Assim, até 71% da subida é explicável por novas contratações e pelo novo subsídio de risco da saúde. Já a eventual despesa com aumentos, caso o governo se limite a acompanhar a subida do salário mínimo na base remuneratória da função pública, não deverá exceder os 25,5 milhões de euros (assumindo que o salário mínimo nacional possa alcançar os 660 euros em 2021).
Sobra ainda assim um montante de 97 milhões de euros não explicado pelas principais medidas da proposta. O Dinheiro Vivo tentou obter junto do Ministério das Finanças e do Ministério da Modernização do Estado e da Administração Pública informação sobre o aumento das despesas com pessoal e destino do valor não explicado, mas não obteve resposta até à hora de fecho desta edição.
Sindicatos na AR
Na próxima semana, os sindicatos da função pública preparam-se para bater à porta do parlamento, onde prosseguem as negociações para a viabilização do Orçamento do Estado, para pedir maior valorização dos trabalhadores da função pública no documento.
A Fesap tem já reuniões marcadas com PS, BE, Verdes e PSD para os dias 21 e 22, e aguarda resposta dos restantes grupos parlamentares: PCP, CDS-PP e PAN. “Salário mínimo outra vez na Administração Pública, sem corrigir a tabela remuneratória única, é a maior injustiça que se pode fazer a quem trabalha, e trabalha há muitos anos na Administração Pública”, diz o secretário-geral, José Abraão.
Desde 2019 que a base remuneratória da Administração Pública deixou de ser o salário mínimo, com o primeiro nível remuneratório no emprego público a ficar em 635,07 euros nesse ano, e já em 2020 a passar aos 645,07 euros, num aumento extraordinário de dez euros aos salários mais baixos que também beneficiou o nível seguinte da tabela remuneratória na mesma medida, mantendo-se uma diferença proporcional prevista na lei. Os aumentos, para 150 mil trabalhadores, custam este ano 26 milhões de euros.

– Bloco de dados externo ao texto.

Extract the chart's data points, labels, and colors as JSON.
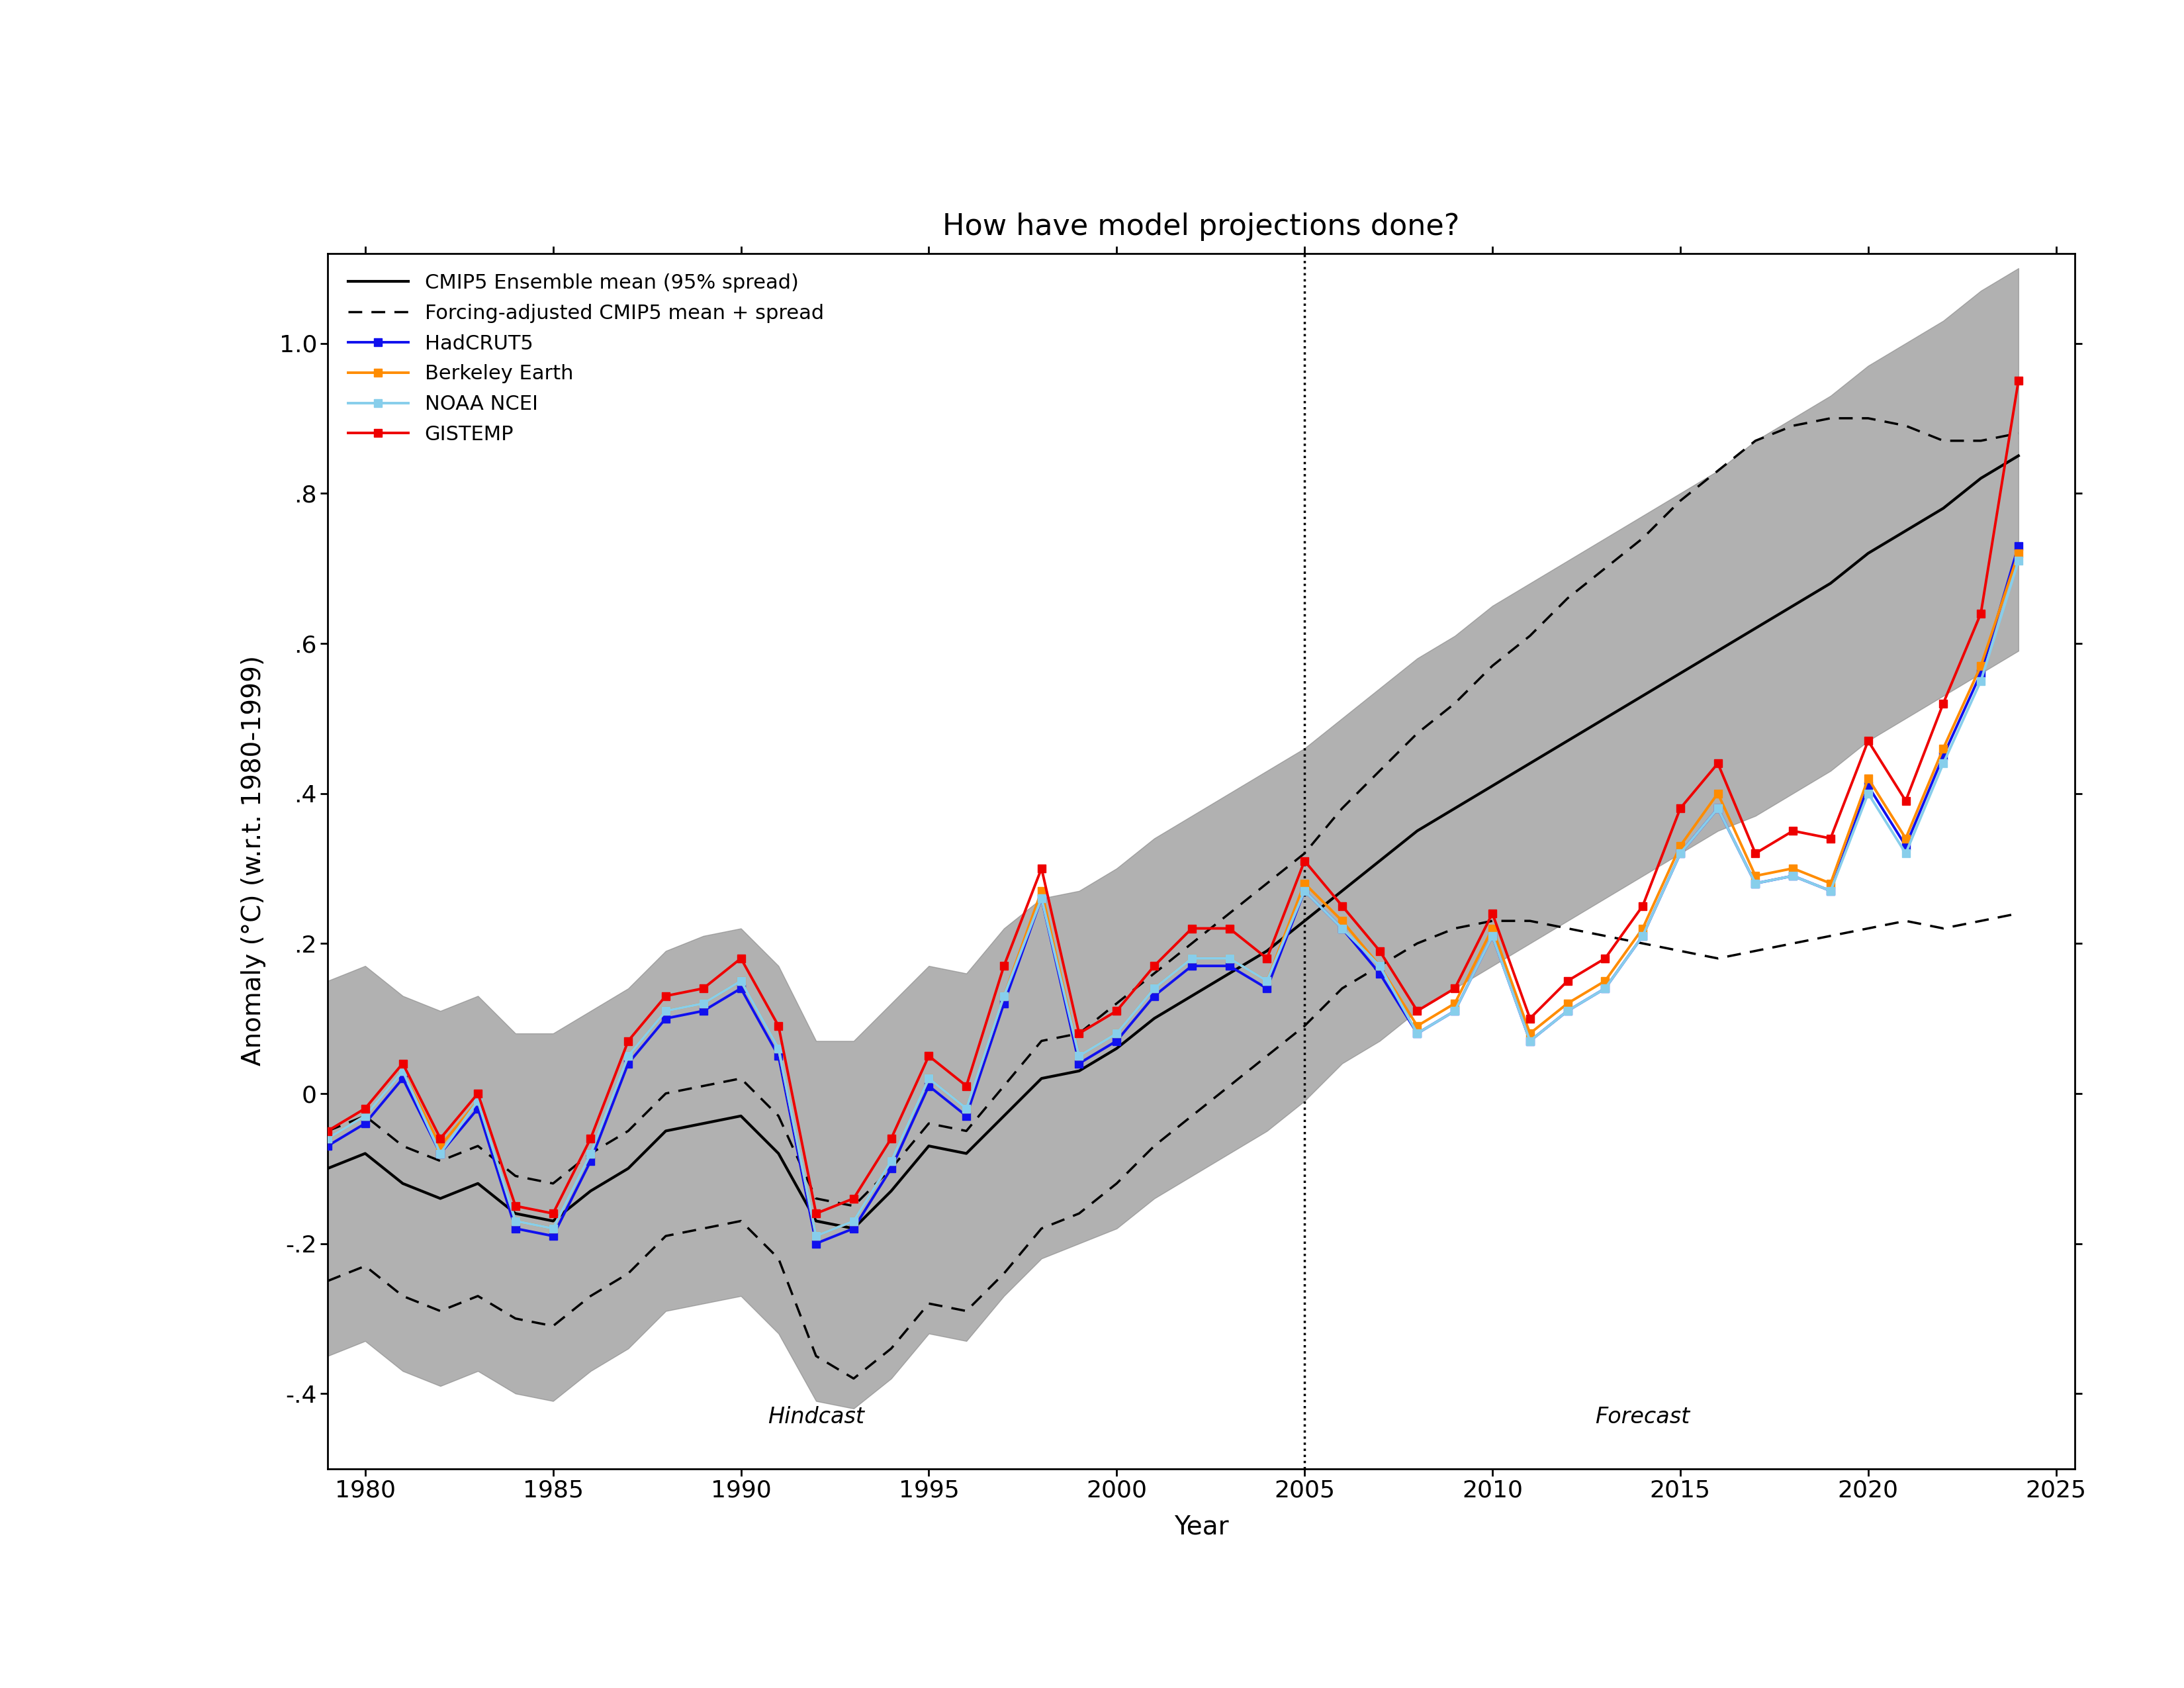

Mas, caso o governo volte neste ano a fixar que a base de salários da função pública corresponde ao salário mínimo nacional, não terá de manter a mesma diferença proporcional entre quem entra na carreira e quem está nela há mais de dez anos como assistente operacional (colocados na base e nível seguinte da tabela remuneratória, respetivamente). A Lei Geral de Trabalho em Funções Públicas prevê que “a alteração do montante pecuniário correspondente a cada nível remuneratório deve manter a proporcionalidade relativa entre cada um dos níveis”, exceto quando a alteração se dê pela elevação do salário mínimo.

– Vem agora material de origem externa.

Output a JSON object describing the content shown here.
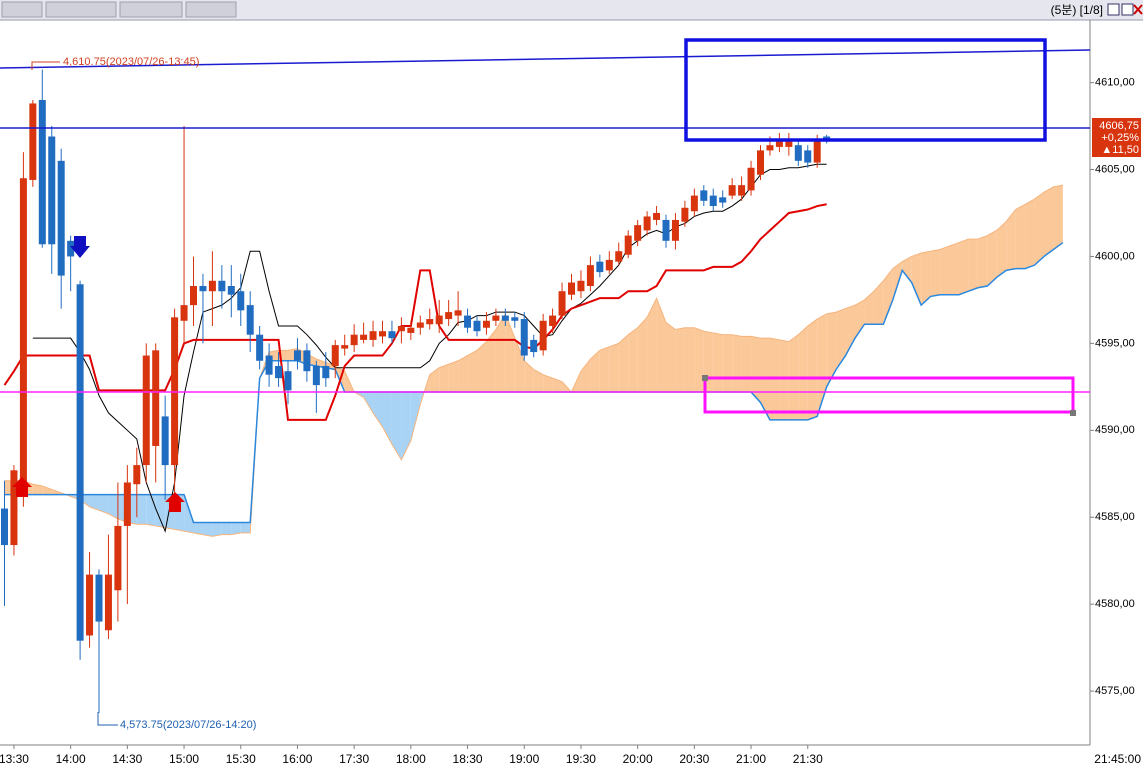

Além da correção da tabela remuneratória única – que também é defendida pela Frente Comum e Sindicato dos Quadros Técnicos do Estado (STE) – a Fesap reclama ainda medidas que, diz, pouco impacto teriam no orçamento. Uma delas é a restituição de pontos para progressão perdidos pelos trabalhadores com os salários mais baixos em 2019, quando deixaram de receber pelo salário mínimo e foram colocados no quarto nível da tabela remuneratória, que passou a ser a base vencimentos. A subida custou-lhes os pontos que há dez anos permaneciam congelados, tal como os salários.
O efeito desta media será diluído no tempo, à medida que os funcionários acumulam mais pontos para progressão, defende José Abraão. “É uma questão de vontade política”.
Outra expectativa é a de que a generalidade dos hospitais com o estatuto de entidade pública empresarial garanta aos trabalhadores com contrato individual de trabalho os mesmos direitos de que goza quem tem contrato de trabalho em funções públicas. Será de resto, segundo Abraão, uma decisão inevitável perante decisões judiciais que já o exigem.